Zoé a subi cet examen au début des vacances de Pâques 2005. C'est une radiographie gastro-intestinale : on lui injecte un produit dans le rectum, et on prend des clichés... elle a été silencieuse, courageuse, coopérative... le radiologue m'a dit en douce que ce n'était pas très agréable à vivre et qu'il la trouvait très gentille... elle ne se plaignait pas.
Conjointement elle a subi une manométrie rectale, afin d'analyser sa continence, sa défécation...

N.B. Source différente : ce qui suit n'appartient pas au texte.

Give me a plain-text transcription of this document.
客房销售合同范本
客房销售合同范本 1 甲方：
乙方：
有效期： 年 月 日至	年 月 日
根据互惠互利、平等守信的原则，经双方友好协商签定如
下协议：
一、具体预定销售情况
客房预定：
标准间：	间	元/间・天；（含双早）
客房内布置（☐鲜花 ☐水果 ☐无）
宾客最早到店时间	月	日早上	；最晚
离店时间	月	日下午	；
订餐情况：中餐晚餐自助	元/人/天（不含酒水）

L"infirmière lui gonflait une petite poire, lentement, dans le rectum, les yeux rivés sur un graphique despérément plat... un record de "platitude" selon cette jeune femme... la poire en plastique atteignait la taille d'une orange de petit diamètre et Zoé semblait à peine contracter, réagir... elle était allongée, fixant un plafond immaculé depuis le début de l'examen...j'étais assise près d'elle, à lui tenir la main... et je me suis mise à repenser à tout ce que j'avais vécu avec elle, comme les face à face : elle sur le pot, moi lui disant "mais enfin chérie, pousse, il est là, juste au bord voyons!!!" et Zoé me répondant "ah bon? je le sens pas...."
Durant ces séances de proprété du soir, je mettais en doute sa réponse, je passais à autre chose, je ne voulais pas entrer dans un conflit...
Elle me suppliait de la croire... je lui mettais une couche et attendais que le petit intrus sorte enfin, douloureux, compact... c'était imminent....elle se mettait dans un coin de sa chambre, les jambes en X, le teint pâle, la respiration en suspens...
C'était inconcevable, une telle boule sèche, visible, qui remontait sans cesse dans son petit corps si frêle, fatigué... comme si la contraction était inversée... comme si Zoé poussait et que son cerveau comprenait "marche arrière les gars!!!"....
Nous avons su de suite qu'elle n'avait pas la maladie de Crohn... c'était un vrai soulagement pour nous. Une épine en moins de dessous le pied. Le gastro-entérologue était juste embêté, mitigé, par les résultats de la manométrie... il nous a dit que pour lui, c'était de la dilatation pure et simple... que seul le temps ferait son oeuvre... à condition que Zoé prenne son traitement à la lettre pour éviter de faire des fécalomes énormes, ravageurs... si rien ne changeait au bout d'un an, dans la sensation rectale, on ferait les tests pour la maladie de Hirschprung....
Nous sommes donc repartis avec une Zoé très faible, que nous avons félicité... calîné...
Je devais acheter une poire de lavement le soir même et lui injecter un produit dans les fesses... elle a hurlé... c'en était trop...
J'ai appelé l'hopital qui m'a dit de ne pas insister car elle allait de toute façon beaucoup se "vider" avec les conséquences du lavement baryté...
Elle a porté des couches jour et nuit pendant cinq jours... le premier jour, je la changeais toutes les 30 minutes... elle perdait une décomposition liquide, infecte, révélatrice d'un malaise de longue date, avec lequel elle avait dû se lever chaque matin, depuis des mois...
Je comprenais qu'elle avait vraiment dû être mal... gonflée, ballonnée, nauséeuse, fatiguée par les spasmes récurrents...
J'ai dû faire preuve de patience et de tact car elle était très gênée par tout ce qui partait d'elle...
J'avais posé une semaine de congé... heureusement... elle n'aurait pas pu supporter les deux petits de deux ans que je gardais et le grand de 4 ans... je n'aurais jamais pu m'occuper d'elle, continuellement...
Nous avons connu le pire à ce moment là... c'était très éprouvant... j'avais la sensation de ne jamais avoir quitté le milieu hospitalier que j'avais tant fréquenté avec Manon... passant d'un service de prématuré, de suivi psychomoteur à un service de gastro-entérologie...
L'acceptation s'est faite doucement en moi, sans hargne, sans violence, sans rejet...
J'avais mûri cela depuis son entrée en maternelle, voyant qu'elle sombrait dans une constipation inhabituelle, vibrant au son de ses pleurs chaque matin quand il fallait partir à l'école, m'interrogeant sur son refus de me quitter...
C'est en cela que l'encoprésie est à part... on ne peut pas se tromper. C'est vraiment quelque chose de très spécial, qui se vit difficilement pour l'enfant et l'entourage tout entier.